Monday, March 01, 2010

"NOVA: The Pluto Files"

The debate over whether Pluto is a planet or not is important to Annette Tombaugh. Her father, Clyde, a native of Streator, discovered it at the Lowell Observatory in Flagstaff, Ariz., in 1930 when he was just 24 years old.

Tombaugh and her family, including her 97-year-old mother and her brother, were interviewed by astrophysicist Neil deGrasse Tyson for PBS' "NOVA: The Pluto Files," set to air Tuesday, March 2, at 8 p.m. on WTTW Channel 11 in Chicago.

In the documentary, Tyson travels across the country, exploring the history of Pluto and the heated debate around its cosmic status. Tyson stops along the way in Streator and speaks to townspeople about their opinions.

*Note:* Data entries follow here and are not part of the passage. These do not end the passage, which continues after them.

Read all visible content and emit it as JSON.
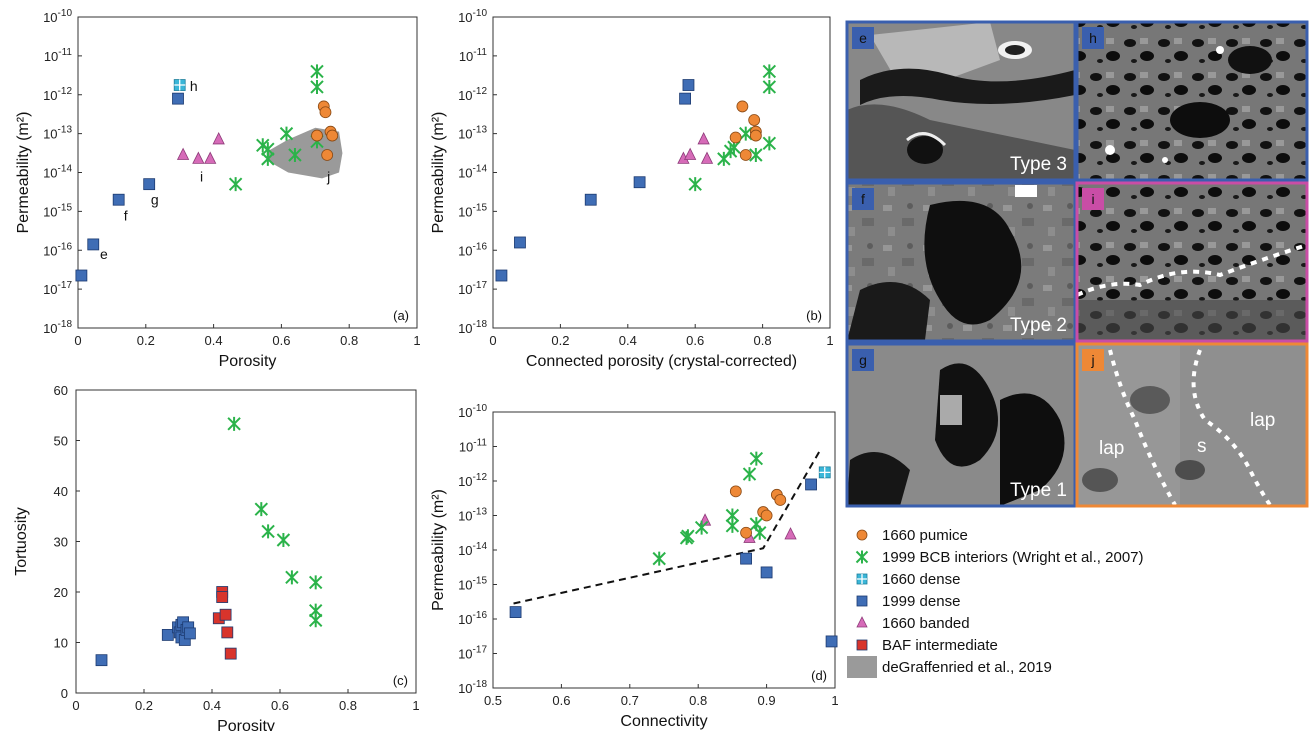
{
  "colors": {
    "pumice_1660": "#ee8836",
    "bcb_1999": "#2bb34a",
    "dense_1660": "#3ab6d8",
    "dense_1999": "#3f6db5",
    "banded_1660": "#d66bb8",
    "baf": "#d8342c",
    "degraffenried": "#9a9a9a",
    "frame_blue": "#3a5fae",
    "frame_magenta": "#c94da6",
    "frame_orange": "#ee8836"
  },
  "legend": [
    {
      "key": "pumice_1660",
      "marker": "circle",
      "label": "1660 pumice"
    },
    {
      "key": "bcb_1999",
      "marker": "star",
      "label": "1999 BCB interiors (Wright et al., 2007)"
    },
    {
      "key": "dense_1660",
      "marker": "cross-square",
      "label": "1660 dense"
    },
    {
      "key": "dense_1999",
      "marker": "square",
      "label": "1999 dense"
    },
    {
      "key": "banded_1660",
      "marker": "triangle",
      "label": "1660 banded"
    },
    {
      "key": "baf",
      "marker": "square",
      "label": "BAF intermediate"
    },
    {
      "key": "degraffenried",
      "marker": "patch",
      "label": "deGraffenried et al., 2019"
    }
  ],
  "chart_data": [
    {
      "id": "a",
      "type": "scatter",
      "panel_label": "(a)",
      "xlabel": "Porosity",
      "ylabel": "Permeability (m²)",
      "xlim": [
        0,
        1
      ],
      "ylim_log10": [
        -18,
        -10
      ],
      "yscale": "log",
      "xticks": [
        "0",
        "0.2",
        "0.4",
        "0.6",
        "0.8",
        "1"
      ],
      "yticks": [
        {
          "base": "10",
          "exp": "-10"
        },
        {
          "base": "10",
          "exp": "-11"
        },
        {
          "base": "10",
          "exp": "-12"
        },
        {
          "base": "10",
          "exp": "-13"
        },
        {
          "base": "10",
          "exp": "-14"
        },
        {
          "base": "10",
          "exp": "-15"
        },
        {
          "base": "10",
          "exp": "-16"
        },
        {
          "base": "10",
          "exp": "-17"
        },
        {
          "base": "10",
          "exp": "-18"
        }
      ],
      "region": {
        "key": "degraffenried",
        "points": [
          [
            0.56,
            -13.45
          ],
          [
            0.62,
            -13.15
          ],
          [
            0.7,
            -12.85
          ],
          [
            0.77,
            -12.95
          ],
          [
            0.78,
            -13.5
          ],
          [
            0.77,
            -14.0
          ],
          [
            0.72,
            -14.15
          ],
          [
            0.62,
            -14.0
          ],
          [
            0.56,
            -13.7
          ]
        ]
      },
      "series": [
        {
          "key": "dense_1999",
          "marker": "square",
          "points": [
            [
              0.01,
              -16.65
            ],
            [
              0.045,
              -15.85
            ],
            [
              0.12,
              -14.7
            ],
            [
              0.21,
              -14.3
            ],
            [
              0.295,
              -12.1
            ]
          ]
        },
        {
          "key": "dense_1660",
          "marker": "cross-square",
          "points": [
            [
              0.3,
              -11.75
            ]
          ]
        },
        {
          "key": "banded_1660",
          "marker": "triangle",
          "points": [
            [
              0.31,
              -13.55
            ],
            [
              0.355,
              -13.65
            ],
            [
              0.39,
              -13.65
            ],
            [
              0.415,
              -13.15
            ]
          ]
        },
        {
          "key": "bcb_1999",
          "marker": "star",
          "points": [
            [
              0.465,
              -14.3
            ],
            [
              0.545,
              -13.3
            ],
            [
              0.56,
              -13.4
            ],
            [
              0.56,
              -13.65
            ],
            [
              0.615,
              -13.0
            ],
            [
              0.64,
              -13.55
            ],
            [
              0.705,
              -11.4
            ],
            [
              0.705,
              -11.8
            ],
            [
              0.705,
              -13.2
            ]
          ]
        },
        {
          "key": "pumice_1660",
          "marker": "circle",
          "points": [
            [
              0.705,
              -13.05
            ],
            [
              0.725,
              -12.3
            ],
            [
              0.73,
              -12.45
            ],
            [
              0.745,
              -12.95
            ],
            [
              0.75,
              -13.05
            ],
            [
              0.735,
              -13.55
            ]
          ]
        }
      ],
      "annotations": [
        {
          "text": "h",
          "x": 0.33,
          "y": -11.78
        },
        {
          "text": "f",
          "x": 0.135,
          "y": -15.1
        },
        {
          "text": "g",
          "x": 0.215,
          "y": -14.7
        },
        {
          "text": "e",
          "x": 0.065,
          "y": -16.1
        },
        {
          "text": "i",
          "x": 0.36,
          "y": -14.1
        },
        {
          "text": "j",
          "x": 0.735,
          "y": -14.1
        }
      ]
    },
    {
      "id": "b",
      "type": "scatter",
      "panel_label": "(b)",
      "xlabel": "Connected porosity (crystal-corrected)",
      "ylabel": "Permeability (m²)",
      "xlim": [
        0,
        1
      ],
      "ylim_log10": [
        -18,
        -10
      ],
      "yscale": "log",
      "xticks": [
        "0",
        "0.2",
        "0.4",
        "0.6",
        "0.8",
        "1"
      ],
      "yticks": [
        {
          "base": "10",
          "exp": "-10"
        },
        {
          "base": "10",
          "exp": "-11"
        },
        {
          "base": "10",
          "exp": "-12"
        },
        {
          "base": "10",
          "exp": "-13"
        },
        {
          "base": "10",
          "exp": "-14"
        },
        {
          "base": "10",
          "exp": "-15"
        },
        {
          "base": "10",
          "exp": "-16"
        },
        {
          "base": "10",
          "exp": "-17"
        },
        {
          "base": "10",
          "exp": "-18"
        }
      ],
      "series": [
        {
          "key": "dense_1999",
          "marker": "square",
          "points": [
            [
              0.025,
              -16.65
            ],
            [
              0.08,
              -15.8
            ],
            [
              0.29,
              -14.7
            ],
            [
              0.435,
              -14.25
            ],
            [
              0.57,
              -12.1
            ],
            [
              0.58,
              -11.75
            ]
          ]
        },
        {
          "key": "banded_1660",
          "marker": "triangle",
          "points": [
            [
              0.565,
              -13.65
            ],
            [
              0.585,
              -13.55
            ],
            [
              0.625,
              -13.15
            ],
            [
              0.635,
              -13.65
            ]
          ]
        },
        {
          "key": "bcb_1999",
          "marker": "star",
          "points": [
            [
              0.6,
              -14.3
            ],
            [
              0.685,
              -13.65
            ],
            [
              0.705,
              -13.45
            ],
            [
              0.715,
              -13.35
            ],
            [
              0.75,
              -13.0
            ],
            [
              0.78,
              -13.55
            ],
            [
              0.82,
              -11.4
            ],
            [
              0.82,
              -11.8
            ],
            [
              0.82,
              -13.25
            ]
          ]
        },
        {
          "key": "pumice_1660",
          "marker": "circle",
          "points": [
            [
              0.72,
              -13.1
            ],
            [
              0.74,
              -12.3
            ],
            [
              0.75,
              -13.55
            ],
            [
              0.775,
              -12.65
            ],
            [
              0.78,
              -12.95
            ],
            [
              0.78,
              -13.05
            ]
          ]
        }
      ]
    },
    {
      "id": "c",
      "type": "scatter",
      "panel_label": "(c)",
      "xlabel": "Porosity",
      "ylabel": "Tortuosity",
      "xlim": [
        0,
        1
      ],
      "ylim": [
        0,
        60
      ],
      "xticks": [
        "0",
        "0.2",
        "0.4",
        "0.6",
        "0.8",
        "1"
      ],
      "yticks": [
        "0",
        "10",
        "20",
        "30",
        "40",
        "50",
        "60"
      ],
      "series": [
        {
          "key": "dense_1999",
          "marker": "square",
          "points": [
            [
              0.075,
              6.5
            ],
            [
              0.27,
              11.5
            ],
            [
              0.3,
              13
            ],
            [
              0.305,
              12
            ],
            [
              0.31,
              11
            ],
            [
              0.31,
              13.5
            ],
            [
              0.315,
              14
            ],
            [
              0.32,
              10.5
            ],
            [
              0.325,
              12.5
            ],
            [
              0.33,
              13
            ],
            [
              0.335,
              11.8
            ]
          ]
        },
        {
          "key": "baf",
          "marker": "square",
          "points": [
            [
              0.42,
              14.8
            ],
            [
              0.43,
              20
            ],
            [
              0.43,
              19
            ],
            [
              0.44,
              15.5
            ],
            [
              0.445,
              12
            ],
            [
              0.455,
              7.8
            ]
          ]
        },
        {
          "key": "bcb_1999",
          "marker": "star",
          "points": [
            [
              0.465,
              53.3
            ],
            [
              0.545,
              36.4
            ],
            [
              0.565,
              32
            ],
            [
              0.61,
              30.3
            ],
            [
              0.635,
              22.9
            ],
            [
              0.705,
              21.9
            ],
            [
              0.705,
              16.3
            ],
            [
              0.705,
              14.4
            ]
          ]
        }
      ]
    },
    {
      "id": "d",
      "type": "scatter",
      "panel_label": "(d)",
      "xlabel": "Connectivity",
      "ylabel": "Permeability (m²)",
      "xlim": [
        0.5,
        1
      ],
      "ylim_log10": [
        -18,
        -10
      ],
      "yscale": "log",
      "xticks": [
        "0.5",
        "0.6",
        "0.7",
        "0.8",
        "0.9",
        "1"
      ],
      "yticks": [
        {
          "base": "10",
          "exp": "-10"
        },
        {
          "base": "10",
          "exp": "-11"
        },
        {
          "base": "10",
          "exp": "-12"
        },
        {
          "base": "10",
          "exp": "-13"
        },
        {
          "base": "10",
          "exp": "-14"
        },
        {
          "base": "10",
          "exp": "-15"
        },
        {
          "base": "10",
          "exp": "-16"
        },
        {
          "base": "10",
          "exp": "-17"
        },
        {
          "base": "10",
          "exp": "-18"
        }
      ],
      "fit_line": [
        [
          0.53,
          -15.55
        ],
        [
          0.895,
          -13.95
        ],
        [
          0.98,
          -11.05
        ]
      ],
      "series": [
        {
          "key": "dense_1999",
          "marker": "square",
          "points": [
            [
              0.533,
              -15.8
            ],
            [
              0.87,
              -14.25
            ],
            [
              0.9,
              -14.65
            ],
            [
              0.965,
              -12.1
            ],
            [
              0.995,
              -16.65
            ]
          ]
        },
        {
          "key": "dense_1660",
          "marker": "cross-square",
          "points": [
            [
              0.985,
              -11.75
            ]
          ]
        },
        {
          "key": "banded_1660",
          "marker": "triangle",
          "points": [
            [
              0.81,
              -13.15
            ],
            [
              0.875,
              -13.65
            ],
            [
              0.935,
              -13.55
            ]
          ]
        },
        {
          "key": "bcb_1999",
          "marker": "star",
          "points": [
            [
              0.743,
              -14.25
            ],
            [
              0.783,
              -13.65
            ],
            [
              0.785,
              -13.6
            ],
            [
              0.805,
              -13.35
            ],
            [
              0.85,
              -13.0
            ],
            [
              0.85,
              -13.3
            ],
            [
              0.875,
              -11.8
            ],
            [
              0.885,
              -11.35
            ],
            [
              0.885,
              -13.25
            ],
            [
              0.89,
              -13.5
            ]
          ]
        },
        {
          "key": "pumice_1660",
          "marker": "circle",
          "points": [
            [
              0.855,
              -12.3
            ],
            [
              0.87,
              -13.5
            ],
            [
              0.895,
              -12.9
            ],
            [
              0.9,
              -13.0
            ],
            [
              0.915,
              -12.4
            ],
            [
              0.92,
              -12.55
            ]
          ]
        }
      ]
    }
  ],
  "images": [
    {
      "id": "e",
      "frame": "frame_blue",
      "type_label": "Type 3"
    },
    {
      "id": "h",
      "frame": "frame_blue",
      "type_label": ""
    },
    {
      "id": "f",
      "frame": "frame_blue",
      "type_label": "Type 2"
    },
    {
      "id": "i",
      "frame": "frame_magenta",
      "type_label": ""
    },
    {
      "id": "g",
      "frame": "frame_blue",
      "type_label": "Type 1"
    },
    {
      "id": "j",
      "frame": "frame_orange",
      "type_label": "",
      "labels": [
        "lap",
        "s",
        "lap"
      ]
    }
  ]
}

The debate began when the International Astronomical Union changed the definition of a planet and Pluto was demoted to dwarf planet status. Tyson is the director of the Hayden Planetarium in New York City and when a 2000 exhibit of the earth's solar system left Pluto out, public rebellion ensued.

1 comment:

Laurel Kornfeld said...

It is important to note that from the beginning, Tyson distanced himself from the IAU decision, which he accurately described as "flawed." In "The Pluto Files," he recognizes that Pluto's status is a subject of ongoing debate, and that there is no consensus among astronomers on the matter. It is important for people to realize that something does not become fact just because a group of people decree it so.

Personally, I hope Patsy Tombaugh lives to 2015 to see New Horizons visit Pluto and illustrate that it is very much a planet.